Dictators and the influence of post-coup deterrents

Seeing as we appear to be in ‘Dictator Season’, I want to jump into the fray as I did a few weeks ago. However, I have grown less interested in the neo-imperialism vs humanitarian intervention that is now fairly tedious. I am interested in something a bit broader: do we give dictators too much credit for staying in power? Not in a moral sense of course, but in terms of the ‘talent’, it supposedly takes to stay in power for so long.

Friday, April 22, 2011

Seeing as we appear to be in ‘Dictator Season’, I want to jump into the fray as I did a few weeks ago. However, I have grown less interested in the neo-imperialism vs humanitarian intervention that is now fairly tedious.

I am interested in something a bit broader: do we give dictators too much credit for staying in power? Not in a moral sense of course, but in terms of the ‘talent’, it supposedly takes to stay in power for so long.

As Gadaffi struggles to stay in power, we hear the same thing about him as we have heard about countless other dictators. He has stayed in power because ‘he knows how to divide his enemies and keep them from uniting against him.’ There is plenty of talk about how he plays off people against each other to stay in power.

It was a line that was also repeatedly trotted out during the Zimbabwean elections when experts marveled at Robert Mugabe’s ability to stay in power by playing those around him like chess pieces and having the long-term vision to repeatedly make and break alliances with enough skill to keep his position as head of state.

The dictator who launched these ‘chess grandmaster’ metaphors was probably Mobutu Se Seko, whose alleged skill in this regard was made to sound almost supernatural in some quarters.

But I wonder how much of this is an accurate reflection of things. We assume the only way such people can stay in power is by dividing those around them and hence being able to see two steps beyond everyone else.

It is a bit hard for me to believe. After all, most of these dictators came to power in coups- a method that isn’t exactly cerebral in its execution.
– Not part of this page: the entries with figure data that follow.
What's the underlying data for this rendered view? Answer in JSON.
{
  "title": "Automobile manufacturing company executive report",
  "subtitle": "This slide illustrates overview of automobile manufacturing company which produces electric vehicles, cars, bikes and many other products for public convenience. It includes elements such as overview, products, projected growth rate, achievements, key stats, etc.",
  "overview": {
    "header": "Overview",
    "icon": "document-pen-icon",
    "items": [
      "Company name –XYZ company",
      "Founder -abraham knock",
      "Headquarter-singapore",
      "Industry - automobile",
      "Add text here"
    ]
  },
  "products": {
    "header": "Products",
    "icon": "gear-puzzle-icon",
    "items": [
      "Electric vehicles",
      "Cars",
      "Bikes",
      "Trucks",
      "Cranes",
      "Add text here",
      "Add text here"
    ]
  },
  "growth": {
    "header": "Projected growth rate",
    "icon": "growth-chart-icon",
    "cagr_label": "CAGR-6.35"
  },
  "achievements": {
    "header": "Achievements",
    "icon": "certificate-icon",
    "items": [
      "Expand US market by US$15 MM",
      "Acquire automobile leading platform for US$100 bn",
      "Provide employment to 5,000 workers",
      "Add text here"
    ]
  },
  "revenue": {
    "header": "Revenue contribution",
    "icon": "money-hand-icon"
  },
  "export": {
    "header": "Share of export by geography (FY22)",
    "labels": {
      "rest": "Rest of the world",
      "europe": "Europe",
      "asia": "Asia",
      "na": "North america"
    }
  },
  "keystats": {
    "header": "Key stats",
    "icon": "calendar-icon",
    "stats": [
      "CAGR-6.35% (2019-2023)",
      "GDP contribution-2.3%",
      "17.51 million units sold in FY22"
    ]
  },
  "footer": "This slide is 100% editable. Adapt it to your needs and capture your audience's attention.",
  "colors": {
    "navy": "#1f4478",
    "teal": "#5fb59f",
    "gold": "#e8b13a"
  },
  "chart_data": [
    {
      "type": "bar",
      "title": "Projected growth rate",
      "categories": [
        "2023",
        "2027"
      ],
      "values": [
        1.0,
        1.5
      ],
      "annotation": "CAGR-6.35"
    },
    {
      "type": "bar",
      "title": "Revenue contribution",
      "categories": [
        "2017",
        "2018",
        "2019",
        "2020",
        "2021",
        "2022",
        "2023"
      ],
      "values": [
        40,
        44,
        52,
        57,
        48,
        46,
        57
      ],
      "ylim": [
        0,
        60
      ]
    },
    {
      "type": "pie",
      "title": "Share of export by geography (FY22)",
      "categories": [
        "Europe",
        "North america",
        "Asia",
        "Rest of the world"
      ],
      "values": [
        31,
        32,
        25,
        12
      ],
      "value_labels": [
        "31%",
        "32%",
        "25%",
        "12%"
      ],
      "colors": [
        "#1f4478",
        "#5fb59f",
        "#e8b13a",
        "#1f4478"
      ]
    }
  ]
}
Instead of having a grand vision of divide and rule, it seems more likely to me that these men were basically just making things up as they go along.

Even in countries where coups were a symptom of the instability -which meant it was vulnerable to more coups-it seems to me that it takes a lot less to sustain such a regime.

The perpetuation of these regimes required much less ‘forward-thinking’ than many have claimed. Indeed, in many ways, totalitarian dictatorships-especially those arising from coups- are a triumph of improvisation.

And ultimately, even if we agree that ‘divide and rule’ is a factor in a dictator staying in power for so long, the dual factors of brutality and bribery are much more significant.

It is noteworthy that the brutality of such governments is more vicious in the first few years in power. Once the dictator in question has revealed what he is willing to do to stay in power, the deterrence effect is enough to prevent him constantly making visible shows of force to remind people he is in complete control. And when he uses bribery and mild forms of coercion, one doesn’t need to reach for the chessboard metaphor.

If people around him are amply rewarded, then they are as invested in the system as he is and furthermore, they are kept happy and diverted from thornier moral issues. This approach is striking in its simplicity. It’s effective obviously, but it doesn’t take a special vantage point as a tyrant to devise these methods.

 As such, ‘divide and rule’- and any other grand vision- loses its overarching importance. The solution, it turns out, is much simpler.